Anonymous wrote:We aren't a big 'social media family'--though very social. My husband and I never got facebook accounts and I only got Instagram to keep my family updated easier while living in Europe on sabbatical.
I now just have grandparents, cousins, aunts/uncles, siblings and closest friends (childhood.college.very close neighbor, etc) as followers.
You invite a lot of cr*p and negativity and jealousy and stuff when you post good news for people that aren't truly, truly close to you and happy for you.
Anonymous wrote:Isn’t the “don’t want to brag” thing a bit lame?
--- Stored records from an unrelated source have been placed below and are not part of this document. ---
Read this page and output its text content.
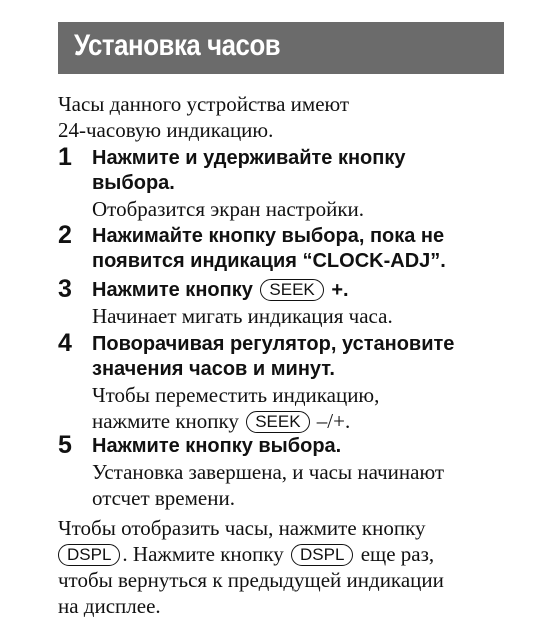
Установка часов

Часы данного устройства имеют

24-часовую индикацию.

1 Нажмите и удерживайте кнопку
выбора.
Отобразится экран настройки.
2 Нажимайте кнопку выбора, пока не
появится индикация “CLOCK-ADJ”.
3 Нажмите кнопку SEEK +.
Начинает мигать индикация часа.
4 Поворачивая регулятор, установите
значения часов и минут.
Чтобы переместить индикацию,
нажмите кнопку SEEK –/+.
5 Нажмите кнопку выбора.
Установка завершена, и часы начинают
отсчет времени.

Чтобы отобразить часы, нажмите кнопку

DSPL . Нажмите кнопку DSPL еще раз,

чтобы вернуться к предыдущей индикации

на дисплее.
Whether or not it’s on Instagram, kids at the high school already know it, and that’s supposedly who the non-posters are trying to “protect.” And, what does it mean to “protect” your lower-achieving peers? Do you think they can’t handle it? That itself is kinda a put down. Also, eventually the kid is going to put it on their LinkedIn. Please tell your kid not to be one of those people who say they go to college in Boston. Just own it.